Vervaet bepleit ook een strijd op basis van een gedeelde menselijkheid. We moeten dus samenkomen omdat we allemaal fundamenteel mens zijn. Dat lijkt me problematisch om meerdere redenen. Ten eerste is een strijd voor dierenbevrijding en voor klimaat- en milieurechtvaardigheid niet goed te doen door mensen centraal te stellen. Als het alleen om mensen gaat, dan kunnen ecosystemen en niet-menselijke dieren altijd slechts waarde hebben in relatie tot mensen. Het is juist die denkwijze die tot de uitbuiting van milieu en niet-menselijke dieren lijdt.

Ten tweede, er is nogal wat scepsis mogelijk met betrekking tot het idee van een mensheid waar we gewoon allemaal lid van zijn. “De mens” is vaak een bepaald idee van de mens. Dat wordt duidelijk als we iemand met een dier vergelijken. Zo worden eigenschappen als sterke emoties en “onbeschaafd” gedrag als iets dierlijks aangeduid, wat ook veel zegt over onze speciesistische kijk op “het dier”. De mens is zo bezien wat niet dierlijk is, en zou zijn: rationeel en beschaafd. Alleen zijn rationaliteit en beschaving ideeën die impliciet Europees, wit en mannelijk zijn. De mens is in die visie dus impliciet altijd al wit en mannelijk. Vandaar dat we kunnen zeggen dat zwarte mensen en vrouwen ontmenselijkt zijn.

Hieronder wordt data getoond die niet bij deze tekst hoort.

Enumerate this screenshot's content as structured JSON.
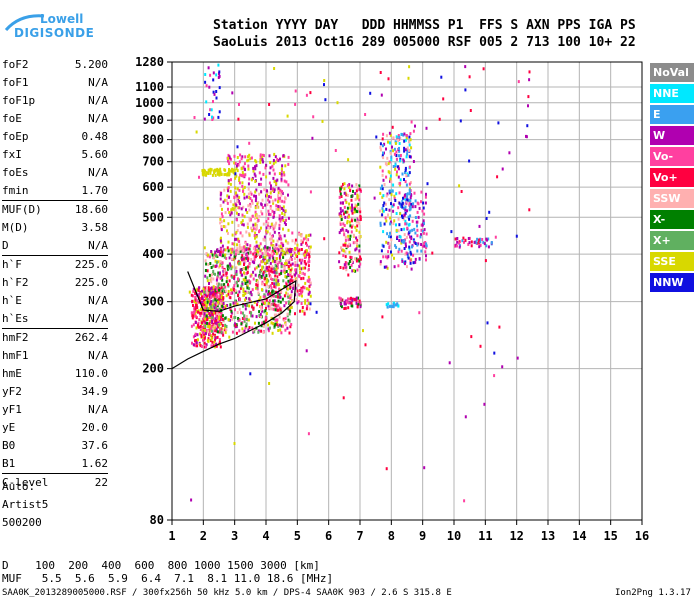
{
  "logo": {
    "line1": "Lowell",
    "line2": "DIGISONDE"
  },
  "header": {
    "line1": "Station YYYY DAY   DDD HHMMSS P1  FFS S AXN PPS IGA PS",
    "line2": "SaoLuis 2013 Oct16 289 005000 RSF 005 2 713 100 10+ 22"
  },
  "params": [
    {
      "name": "foF2",
      "value": "5.200",
      "sep": false
    },
    {
      "name": "foF1",
      "value": "N/A",
      "sep": false
    },
    {
      "name": "foF1p",
      "value": "N/A",
      "sep": false
    },
    {
      "name": "foE",
      "value": "N/A",
      "sep": false
    },
    {
      "name": "foEp",
      "value": "0.48",
      "sep": false
    },
    {
      "name": "fxI",
      "value": "5.60",
      "sep": false
    },
    {
      "name": "foEs",
      "value": "N/A",
      "sep": false
    },
    {
      "name": "fmin",
      "value": "1.70",
      "sep": false
    },
    {
      "name": "MUF(D)",
      "value": "18.60",
      "sep": true
    },
    {
      "name": "M(D)",
      "value": "3.58",
      "sep": false
    },
    {
      "name": "D",
      "value": "N/A",
      "sep": false
    },
    {
      "name": "h`F",
      "value": "225.0",
      "sep": true
    },
    {
      "name": "h`F2",
      "value": "225.0",
      "sep": false
    },
    {
      "name": "h`E",
      "value": "N/A",
      "sep": false
    },
    {
      "name": "h`Es",
      "value": "N/A",
      "sep": false
    },
    {
      "name": "hmF2",
      "value": "262.4",
      "sep": true
    },
    {
      "name": "hmF1",
      "value": "N/A",
      "sep": false
    },
    {
      "name": "hmE",
      "value": "110.0",
      "sep": false
    },
    {
      "name": "yF2",
      "value": "34.9",
      "sep": false
    },
    {
      "name": "yF1",
      "value": "N/A",
      "sep": false
    },
    {
      "name": "yE",
      "value": "20.0",
      "sep": false
    },
    {
      "name": "B0",
      "value": "37.6",
      "sep": false
    },
    {
      "name": "B1",
      "value": "1.62",
      "sep": false
    },
    {
      "name": "C-level",
      "value": "22",
      "sep": true
    }
  ],
  "auto": {
    "line1": "Auto:",
    "line2": "Artist5",
    "line3": "500200"
  },
  "footer": {
    "d_line": "D    100  200  400  600  800 1000 1500 3000 [km]",
    "muf_line": "MUF   5.5  5.6  5.9  6.4  7.1  8.1 11.0 18.6 [MHz]",
    "info_line": "SAA0K_2013289005000.RSF / 300fx256h 50 kHz 5.0 km / DPS-4 SAA0K 903 / 2.6 S 315.8 E",
    "version": "Ion2Png 1.3.17"
  },
  "legend": [
    {
      "label": "NoVal",
      "color": "#8c8c8c"
    },
    {
      "label": "NNE",
      "color": "#00e8ff"
    },
    {
      "label": "E",
      "color": "#3aa0f0"
    },
    {
      "label": "W",
      "color": "#b000b0"
    },
    {
      "label": "Vo-",
      "color": "#ff40a0"
    },
    {
      "label": "Vo+",
      "color": "#ff0040"
    },
    {
      "label": "SSW",
      "color": "#ffb0b0"
    },
    {
      "label": "X-",
      "color": "#008000"
    },
    {
      "label": "X+",
      "color": "#60b060"
    },
    {
      "label": "SSE",
      "color": "#d8d800"
    },
    {
      "label": "NNW",
      "color": "#1010e0"
    }
  ],
  "chart_data": {
    "type": "scatter",
    "xlabel": "",
    "ylabel": "",
    "xlim": [
      1,
      16
    ],
    "ylim": [
      80,
      1280
    ],
    "log_y": true,
    "x_ticks": [
      1,
      2,
      3,
      4,
      5,
      6,
      7,
      8,
      9,
      10,
      11,
      12,
      13,
      14,
      15,
      16
    ],
    "y_ticks": [
      80,
      200,
      300,
      400,
      500,
      600,
      700,
      800,
      900,
      1000,
      1100,
      1280
    ],
    "grid": true,
    "clusters": [
      {
        "x": [
          1.6,
          2.6
        ],
        "y": [
          230,
          330
        ],
        "n": 380,
        "colors": [
          "#ff0040",
          "#ff40a0",
          "#b000b0",
          "#d8d800",
          "#ff0040"
        ]
      },
      {
        "x": [
          2.0,
          4.8
        ],
        "y": [
          250,
          420
        ],
        "n": 900,
        "colors": [
          "#b000b0",
          "#ff40a0",
          "#d8d800",
          "#ff0040",
          "#ffb0b0",
          "#60b060",
          "#008000"
        ]
      },
      {
        "x": [
          2.5,
          4.7
        ],
        "y": [
          400,
          600
        ],
        "n": 380,
        "colors": [
          "#b000b0",
          "#d8d800",
          "#ff40a0",
          "#ffb0b0"
        ]
      },
      {
        "x": [
          2.7,
          4.7
        ],
        "y": [
          600,
          740
        ],
        "n": 140,
        "colors": [
          "#d8d800",
          "#b000b0",
          "#ff40a0"
        ]
      },
      {
        "x": [
          1.9,
          3.0
        ],
        "y": [
          650,
          675
        ],
        "n": 70,
        "colors": [
          "#d8d800"
        ]
      },
      {
        "x": [
          2.0,
          2.5
        ],
        "y": [
          900,
          1280
        ],
        "n": 30,
        "colors": [
          "#00e8ff",
          "#1010e0",
          "#b000b0",
          "#ff40a0"
        ]
      },
      {
        "x": [
          4.7,
          5.4
        ],
        "y": [
          280,
          460
        ],
        "n": 160,
        "colors": [
          "#d8d800",
          "#ff40a0",
          "#b000b0",
          "#ffb0b0",
          "#ff0040"
        ]
      },
      {
        "x": [
          6.3,
          7.0
        ],
        "y": [
          360,
          620
        ],
        "n": 200,
        "colors": [
          "#b000b0",
          "#ff40a0",
          "#ff0040",
          "#d8d800",
          "#008000",
          "#ffb0b0"
        ]
      },
      {
        "x": [
          6.3,
          7.0
        ],
        "y": [
          290,
          310
        ],
        "n": 50,
        "colors": [
          "#ff40a0",
          "#b000b0",
          "#ff0040",
          "#008000"
        ]
      },
      {
        "x": [
          7.6,
          8.6
        ],
        "y": [
          370,
          840
        ],
        "n": 280,
        "colors": [
          "#b000b0",
          "#ff40a0",
          "#00e8ff",
          "#1010e0",
          "#3aa0f0",
          "#ffb0b0",
          "#d8d800"
        ]
      },
      {
        "x": [
          8.3,
          9.1
        ],
        "y": [
          380,
          590
        ],
        "n": 120,
        "colors": [
          "#b000b0",
          "#ff40a0",
          "#1010e0",
          "#3aa0f0"
        ]
      },
      {
        "x": [
          7.8,
          8.2
        ],
        "y": [
          292,
          300
        ],
        "n": 18,
        "colors": [
          "#00e8ff",
          "#3aa0f0"
        ]
      },
      {
        "x": [
          10.0,
          11.2
        ],
        "y": [
          420,
          445
        ],
        "n": 45,
        "colors": [
          "#b000b0",
          "#ff40a0",
          "#ff0040",
          "#3aa0f0"
        ]
      },
      {
        "x": [
          1.5,
          12.5
        ],
        "y": [
          90,
          1280
        ],
        "n": 120,
        "colors": [
          "#b000b0",
          "#d8d800",
          "#ff40a0",
          "#ff0040",
          "#1010e0"
        ]
      }
    ],
    "trace": [
      [
        1.0,
        200
      ],
      [
        1.5,
        212
      ],
      [
        2.0,
        222
      ],
      [
        2.5,
        232
      ],
      [
        3.0,
        240
      ],
      [
        3.5,
        252
      ],
      [
        4.0,
        264
      ],
      [
        4.5,
        280
      ],
      [
        4.9,
        300
      ],
      [
        4.95,
        340
      ],
      [
        4.0,
        305
      ],
      [
        3.0,
        292
      ],
      [
        2.5,
        283
      ],
      [
        2.0,
        285
      ],
      [
        1.5,
        360
      ]
    ]
  }
}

Dat brengt mij tot mijn derde punt: dat Vervaet probeert een gemeenschappelijke eigenschap te vinden die als basis voor solidariteit kan dienen. Ik denk dat dit een problematisch beeld van solidariteit is omdat het probeert personen tot één te maken, waardoor verschillen juist een probleem gaan worden. Ik denk dat we daarentegen vanuit het punt moeten beginnen dat we veel verschillende ervaringen hebben en dat solidariteit iets is dat we moeten maken, niet iets dat in een gemeenschappelijke eigenschap zit. Dit betekent niet dat we niet veel ervaringen hebben die hetzelfde zijn, maar dat het oké is als mensen verschillende ervaringen hebben en dat dat niet een probleem voor solidariteit hoeft te zijn. Wat ons tot één maakt, is dan minder dat we hetzelfde zijn, maar meer dat we tegen dezelfde onderdrukkende structuren aanvechten.

Hulpverlening

Deze drie kritieken waren vooral gericht op de politieke strategie en minder op de analyse die Vervaet van het probleem heeft. Mijn laatste punt gaat vooral om iets dat het boek niet benoemt, maar dat wel van belang is om mee te nemen als men over afschaffing nadenkt. Dit punt heb ik van de onderzoeker Vanessa Eileen Thompson die dat in een (Duitstalig) gesprek met Daniel Loick noemde. Zoals eerder beschreven, is het idee van de afschaffing van de politie verbonden met het vervangen van de politie door andere responsteams die helpen in plaats van repressief zijn. Ik wil dat onderscheid nog even problematiseren. Het lijkt mij belangrijk om te zien dat er een traditie is die kritiek heeft op sociale voorzieningen omdat ze vaak voorwaardelijk zijn of mensen alleen op een bepaalde manier hulp geven, namelijk zo dat ze weer een deel van de status quo worden. Ik denk dat deze controlerende functie van hulpverlenen moet worden meegenomen om niet onkritisch de ene manier van sociale controle door een andere te vervangen.

Uiteindelijk wil ik wel zeggen dat “I can’t breathe” een heldere en goede inleiding is tot het onderwerp van afschaffing. Het laten zien van de internationale verstrengeling van dit probleem lijkt me ontzettend belangrijk, ook om duidelijk te maken hoe diep de problematiek van de politie gaat. Vandaar dat ik dit boek aan iedereen zou aanraden die begint met zich in afschaffing te verdiepen.

“I can’t breathe. De nieuwe adem van het verzet”, Luk Vervaet. Uitgeverij: Antidote, € 13,00, ISBN : 9782930802268.